Make it useful – moving beyond data archival
One reason for publishing data is to archive those data in a form that it is available to others for reuse. This activity however, has little value for the contributor who already holds the data and may have to exert considerable effort to publish it. Automatically enhancing the value of the data to the contributor once it has been published can address this problem. This may be in form of functional enhancements that facilitate the subsequent manipulation, editing and annotation of the data, or semantic enrichments that automatically connect data to other published sources [10
]. This fusion of data might take the form of descriptive metadata that assists in data discovery, connection to definitions of concepts and terms found within the data set, and enhanced visualisations of data. Importantly, these enhancements should be reciprocal between linked data, enriching the value of old and new data alike as the knowledgebase grows. Not only does this enhance the discoverability of published data but, because these links are machine readable, it can facilitate the computation and (perhaps eventually) the semantic reasoning across the links.
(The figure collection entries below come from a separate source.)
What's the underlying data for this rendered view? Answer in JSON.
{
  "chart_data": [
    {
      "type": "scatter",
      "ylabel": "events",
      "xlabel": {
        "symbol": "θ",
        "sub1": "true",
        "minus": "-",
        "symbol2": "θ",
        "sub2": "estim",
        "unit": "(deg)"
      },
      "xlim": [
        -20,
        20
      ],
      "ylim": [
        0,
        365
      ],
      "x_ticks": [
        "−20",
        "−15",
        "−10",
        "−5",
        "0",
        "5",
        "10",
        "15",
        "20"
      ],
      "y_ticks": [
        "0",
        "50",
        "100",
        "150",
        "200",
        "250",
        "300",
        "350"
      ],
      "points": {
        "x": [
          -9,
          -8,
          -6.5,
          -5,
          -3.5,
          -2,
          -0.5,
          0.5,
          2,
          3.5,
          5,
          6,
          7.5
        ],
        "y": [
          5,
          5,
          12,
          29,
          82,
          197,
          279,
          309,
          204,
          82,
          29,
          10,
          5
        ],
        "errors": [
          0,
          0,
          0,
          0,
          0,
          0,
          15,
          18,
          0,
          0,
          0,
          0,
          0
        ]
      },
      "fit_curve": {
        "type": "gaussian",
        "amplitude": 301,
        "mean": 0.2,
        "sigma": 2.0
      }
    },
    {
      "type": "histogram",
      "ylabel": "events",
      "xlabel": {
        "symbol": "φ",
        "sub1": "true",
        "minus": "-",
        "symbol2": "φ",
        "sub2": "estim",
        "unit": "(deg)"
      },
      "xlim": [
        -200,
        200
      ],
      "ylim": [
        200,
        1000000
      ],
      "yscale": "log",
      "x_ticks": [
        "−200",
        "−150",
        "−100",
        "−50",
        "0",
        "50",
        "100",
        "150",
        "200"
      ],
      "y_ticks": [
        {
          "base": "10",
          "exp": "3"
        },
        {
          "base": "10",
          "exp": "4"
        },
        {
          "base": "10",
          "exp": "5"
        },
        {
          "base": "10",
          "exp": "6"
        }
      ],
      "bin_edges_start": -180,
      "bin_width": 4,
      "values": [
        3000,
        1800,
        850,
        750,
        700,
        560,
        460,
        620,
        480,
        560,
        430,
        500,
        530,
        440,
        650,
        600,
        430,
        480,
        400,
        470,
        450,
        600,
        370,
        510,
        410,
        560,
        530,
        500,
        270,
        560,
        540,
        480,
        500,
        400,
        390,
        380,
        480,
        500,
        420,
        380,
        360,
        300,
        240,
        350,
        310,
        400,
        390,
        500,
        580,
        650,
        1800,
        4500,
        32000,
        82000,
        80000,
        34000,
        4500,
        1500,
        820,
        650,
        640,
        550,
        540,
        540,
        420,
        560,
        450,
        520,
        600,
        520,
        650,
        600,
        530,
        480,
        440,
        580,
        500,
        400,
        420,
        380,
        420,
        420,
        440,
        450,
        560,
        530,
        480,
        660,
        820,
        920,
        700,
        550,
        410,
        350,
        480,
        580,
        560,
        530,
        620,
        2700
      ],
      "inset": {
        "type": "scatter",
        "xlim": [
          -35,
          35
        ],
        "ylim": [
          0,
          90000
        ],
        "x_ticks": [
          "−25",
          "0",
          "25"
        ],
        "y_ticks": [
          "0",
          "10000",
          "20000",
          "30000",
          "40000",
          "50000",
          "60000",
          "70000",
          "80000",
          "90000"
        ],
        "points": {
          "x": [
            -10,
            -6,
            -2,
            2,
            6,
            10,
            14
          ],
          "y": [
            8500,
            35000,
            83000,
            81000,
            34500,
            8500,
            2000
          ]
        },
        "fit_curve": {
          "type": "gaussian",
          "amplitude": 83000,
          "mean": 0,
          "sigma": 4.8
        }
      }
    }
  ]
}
How can we achieve all this with a multiplicity of distributed stakeholders, many of whom have conflicting or competing interests? To my mind, data stewardship is best accomplished in systems and repositories where the custodian has trusted status within relevant communities of practice. Such trust is earned with difficulty and lost with ease; therefore it makes most sense to place these repositories with scientific societies, institutions and journals that have a history of supporting, archiving and enabling these communities. This is counter to the trend toward large national data centres that must accommodate the diverse interests of potential contributors spanning many broad scientific disciplines. Scientific data exist in many types and formats, and is subject to varying legal, cultural, protection and practical constraints. They are often used in different ways according to their context and have varying life-cycle requirements. Who better to understand these needs than the communities that are generating and using the data. This, however, risks the construction of data silos – walled parochial gardens of disciplinary data that remain unconnected to the wider world.